Control Flow & Loops

The while & do-while Loops

15 min Lesson 5 of 14

The while & do-while Loops

The for loop is ideal when you know in advance how many iterations you need. But what if you do not know the count — what if you want to keep asking a user for input until they type a valid number, or keep reading records until the data runs out? That is where the while and do-while loops shine.

The while Loop — Entry-Controlled

A while loop checks its condition before each iteration. If the condition is false right from the start, the body never runs at all.

int count = 1; while (count <= 5) { System.out.println("count = " + count); count++; } // Output: count = 1 count = 2 count = 3 count = 4 count = 5

The structure has three parts you must manage yourself:

  1. Initialise the variable before the loop (int count = 1).
  2. Test the condition at the top of each iteration.
  3. Update the variable inside the body so the condition eventually becomes false.
Forgetting the update step causes an infinite loop. If count++ were missing in the example above, the condition count <= 5 would stay true forever and your program would hang. Always verify that your loop body moves toward the exit condition.

Sentinel Values

A sentinel value is a special input the user types (or a special data value your program encounters) that signals "stop the loop." This is one of the most practical uses of while.

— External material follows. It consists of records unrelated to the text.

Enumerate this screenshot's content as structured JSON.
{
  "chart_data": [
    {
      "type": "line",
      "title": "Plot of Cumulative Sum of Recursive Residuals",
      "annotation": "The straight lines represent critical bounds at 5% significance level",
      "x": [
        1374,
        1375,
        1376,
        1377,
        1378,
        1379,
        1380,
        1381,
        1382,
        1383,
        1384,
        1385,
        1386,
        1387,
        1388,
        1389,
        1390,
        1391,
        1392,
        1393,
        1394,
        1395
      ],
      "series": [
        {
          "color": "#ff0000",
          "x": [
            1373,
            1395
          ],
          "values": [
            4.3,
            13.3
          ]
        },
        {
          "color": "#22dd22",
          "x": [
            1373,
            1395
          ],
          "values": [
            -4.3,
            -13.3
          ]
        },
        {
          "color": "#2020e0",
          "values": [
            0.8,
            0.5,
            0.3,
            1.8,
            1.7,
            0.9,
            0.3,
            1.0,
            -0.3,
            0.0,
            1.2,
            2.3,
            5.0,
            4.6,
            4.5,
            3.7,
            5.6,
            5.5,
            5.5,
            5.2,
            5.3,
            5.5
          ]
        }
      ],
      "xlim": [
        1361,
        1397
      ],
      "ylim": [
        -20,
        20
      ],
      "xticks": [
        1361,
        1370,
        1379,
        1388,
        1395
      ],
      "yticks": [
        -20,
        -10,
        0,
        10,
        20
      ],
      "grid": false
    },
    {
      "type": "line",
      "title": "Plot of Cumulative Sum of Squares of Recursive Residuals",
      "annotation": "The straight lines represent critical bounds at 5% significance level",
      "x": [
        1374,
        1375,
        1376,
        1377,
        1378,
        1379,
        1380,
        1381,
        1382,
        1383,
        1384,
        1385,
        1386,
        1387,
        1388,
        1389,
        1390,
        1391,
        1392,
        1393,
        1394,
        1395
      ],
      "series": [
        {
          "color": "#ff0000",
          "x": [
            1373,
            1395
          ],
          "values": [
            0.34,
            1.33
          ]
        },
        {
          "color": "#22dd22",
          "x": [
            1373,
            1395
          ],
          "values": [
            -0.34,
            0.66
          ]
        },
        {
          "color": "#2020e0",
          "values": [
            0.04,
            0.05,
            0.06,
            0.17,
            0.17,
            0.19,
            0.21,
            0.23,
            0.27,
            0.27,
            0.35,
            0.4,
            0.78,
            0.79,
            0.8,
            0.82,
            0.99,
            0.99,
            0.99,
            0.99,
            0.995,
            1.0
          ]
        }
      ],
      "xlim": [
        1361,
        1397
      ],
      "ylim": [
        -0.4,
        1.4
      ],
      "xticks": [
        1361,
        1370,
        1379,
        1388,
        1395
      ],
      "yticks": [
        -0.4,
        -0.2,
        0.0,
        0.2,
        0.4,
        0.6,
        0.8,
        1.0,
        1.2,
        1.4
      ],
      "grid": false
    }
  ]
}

import java.util.Scanner; public class SentinelDemo { public static void main(String[] args) { Scanner scanner = new Scanner(System.in); int sum = 0; System.out.println("Enter numbers to sum. Type -1 to stop."); int input = scanner.nextInt(); // read first value before the loop while (input != -1) { // -1 is the sentinel sum += input; input = scanner.nextInt(); // read next value at end of body } System.out.println("Total: " + sum); scanner.close(); } }
Read before the loop, read again at the end of the body. This "priming read" pattern ensures the condition is always tested with a freshly read value. It is the standard idiom for sentinel-controlled while loops.

The do-while Loop — Exit-Controlled

A do-while loop places the condition after the body. This guarantees the body executes at least once, even if the condition is immediately false.

import java.util.Scanner; public class DoWhileDemo { public static void main(String[] args) { Scanner scanner = new Scanner(System.in); int number; do { System.out.print("Enter a positive number: "); number = scanner.nextInt(); } while (number <= 0); // keep asking until input is valid System.out.println("You entered: " + number); scanner.close(); } }

Without do-while you would have to either duplicate the prompt before the loop or use a workaround. The exit-controlled design is a natural fit whenever the body must run once to produce the value that the condition checks.

while vs do-while — When to Use Each

  • Use while when the loop might not need to run at all (e.g., process a file that could be empty).
  • Use do-while when the loop body must always run at least once (e.g., show a menu before checking the user's choice).

Avoiding Infinite Loops

Every loop needs a guaranteed exit path. Ask yourself three questions before you write any while loop:

  1. What variable or condition controls the loop?
  2. Is that variable modified inside the body?
  3. Will the modification eventually make the condition false?
// DANGER — infinite loop: condition never changes boolean running = true; while (running) { System.out.println("This never stops!"); // running is never set to false } // FIXED — loop exits when the user types "quit" import java.util.Scanner; Scanner sc = new Scanner(System.in); String command = ""; while (!command.equals("quit")) { System.out.print("Command: "); command = sc.nextLine(); System.out.println("You typed: " + command); }
During development, if you accidentally trigger an infinite loop, press Ctrl + C in your terminal to force-stop the program. In an IDE, click the red Stop button. Add a print statement inside the loop body as a quick sanity check while debugging.

Summary

The while loop is entry-controlled: the condition is checked first and the body may never execute. The do-while loop is exit-controlled: the body always runs at least once. Sentinel values give while loops a clean, user-driven exit condition. Always ensure your loop body moves toward the exit condition to prevent infinite loops.